United Airlines Holdings Inc. is looking ahead to a time when international profits are more lucrative than in the past even as numerous national borders remain closed more than 18 months into an unprecedented pandemic.
The airline is focusing all of its expansion next year outside the U.S., with plans to boost international capacity by 10% mostly by adding new routes and frequencies to Europe, the Middle East and Africa. Growth in the U.S., which United described as imbalanced in terms of seat supply and demand, is expected to be flat.
“We expect the Atlantic and the Pacific to significantly outperform the domestic market for many years to come, which will turn our current geographic disadvantage during Covid into a sustainable long-term advantage for United’s global network,” Chief Executive Officer Scott Kirby said Wednesday on a call with analysts.
Andrew Nocella, United’s chief commercial officer, said United has a “structural advantage” over other airlines due to its strong presence in international gateway cities such as New York City, San Francisco and Washington, D.C. “In some respects we’re uniquely able to do it as a U.S. flag carrier and we’re going to take advantage of it.”

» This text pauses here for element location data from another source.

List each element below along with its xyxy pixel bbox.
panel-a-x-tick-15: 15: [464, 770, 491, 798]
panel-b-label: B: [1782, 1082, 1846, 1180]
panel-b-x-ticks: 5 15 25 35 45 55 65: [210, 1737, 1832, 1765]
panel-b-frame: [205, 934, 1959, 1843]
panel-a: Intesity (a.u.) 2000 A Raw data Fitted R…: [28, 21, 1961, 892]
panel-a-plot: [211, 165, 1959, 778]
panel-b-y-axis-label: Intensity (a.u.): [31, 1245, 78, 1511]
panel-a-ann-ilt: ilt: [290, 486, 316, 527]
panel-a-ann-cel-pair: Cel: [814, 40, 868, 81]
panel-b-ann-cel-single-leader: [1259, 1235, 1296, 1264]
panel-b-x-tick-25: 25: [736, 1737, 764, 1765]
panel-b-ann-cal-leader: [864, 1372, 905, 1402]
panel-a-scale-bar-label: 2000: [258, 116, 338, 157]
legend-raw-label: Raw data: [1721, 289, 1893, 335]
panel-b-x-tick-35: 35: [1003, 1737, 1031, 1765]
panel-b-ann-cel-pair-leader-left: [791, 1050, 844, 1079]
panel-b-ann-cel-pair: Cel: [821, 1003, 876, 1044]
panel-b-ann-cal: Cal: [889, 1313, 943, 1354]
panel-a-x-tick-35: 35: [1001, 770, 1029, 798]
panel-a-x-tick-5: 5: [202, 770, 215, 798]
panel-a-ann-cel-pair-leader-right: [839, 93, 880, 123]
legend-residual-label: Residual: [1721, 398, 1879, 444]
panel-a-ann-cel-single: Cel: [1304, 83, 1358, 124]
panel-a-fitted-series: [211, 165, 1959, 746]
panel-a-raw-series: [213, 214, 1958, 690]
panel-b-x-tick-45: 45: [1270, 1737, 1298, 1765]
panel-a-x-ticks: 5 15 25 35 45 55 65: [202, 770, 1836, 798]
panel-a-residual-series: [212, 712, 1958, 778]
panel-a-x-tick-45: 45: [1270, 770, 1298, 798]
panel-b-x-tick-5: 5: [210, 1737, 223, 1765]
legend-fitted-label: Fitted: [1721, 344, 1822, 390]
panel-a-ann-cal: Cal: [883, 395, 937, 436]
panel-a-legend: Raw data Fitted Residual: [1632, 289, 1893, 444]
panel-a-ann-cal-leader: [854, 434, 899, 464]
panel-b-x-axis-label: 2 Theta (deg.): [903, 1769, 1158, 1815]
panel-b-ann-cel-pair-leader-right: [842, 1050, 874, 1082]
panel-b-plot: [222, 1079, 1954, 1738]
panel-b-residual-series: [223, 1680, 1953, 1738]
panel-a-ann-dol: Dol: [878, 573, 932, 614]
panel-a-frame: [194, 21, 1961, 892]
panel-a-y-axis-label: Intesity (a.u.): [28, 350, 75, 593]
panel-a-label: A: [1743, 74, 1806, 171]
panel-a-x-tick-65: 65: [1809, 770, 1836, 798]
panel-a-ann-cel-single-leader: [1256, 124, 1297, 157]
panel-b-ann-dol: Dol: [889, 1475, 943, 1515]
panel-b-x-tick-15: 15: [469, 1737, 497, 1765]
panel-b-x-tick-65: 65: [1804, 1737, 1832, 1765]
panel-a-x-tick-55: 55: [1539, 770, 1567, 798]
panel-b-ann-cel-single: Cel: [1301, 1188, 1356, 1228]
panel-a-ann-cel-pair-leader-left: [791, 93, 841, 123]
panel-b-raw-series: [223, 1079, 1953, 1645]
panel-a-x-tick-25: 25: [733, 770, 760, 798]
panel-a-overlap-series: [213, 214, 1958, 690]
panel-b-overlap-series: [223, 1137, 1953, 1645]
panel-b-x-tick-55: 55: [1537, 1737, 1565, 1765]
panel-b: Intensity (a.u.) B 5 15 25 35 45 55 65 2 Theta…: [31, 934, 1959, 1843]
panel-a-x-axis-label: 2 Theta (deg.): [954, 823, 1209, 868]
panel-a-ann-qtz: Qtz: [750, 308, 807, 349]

United has the largest international footprint of the Big Four U.S. airlines, and the smallest domestically. The company said traffic across the Atlantic and Pacific remains more than 20% below 2019 levels, while domestic U.S. and Latin American travel has returned to 70%-90% of prior traffic.
The Chicago-based airline is likely to become the biggest carrier globally in the wake of the pandemic, Kirby said last month in remarks at the Air Force Association’s annual conference in Maryland.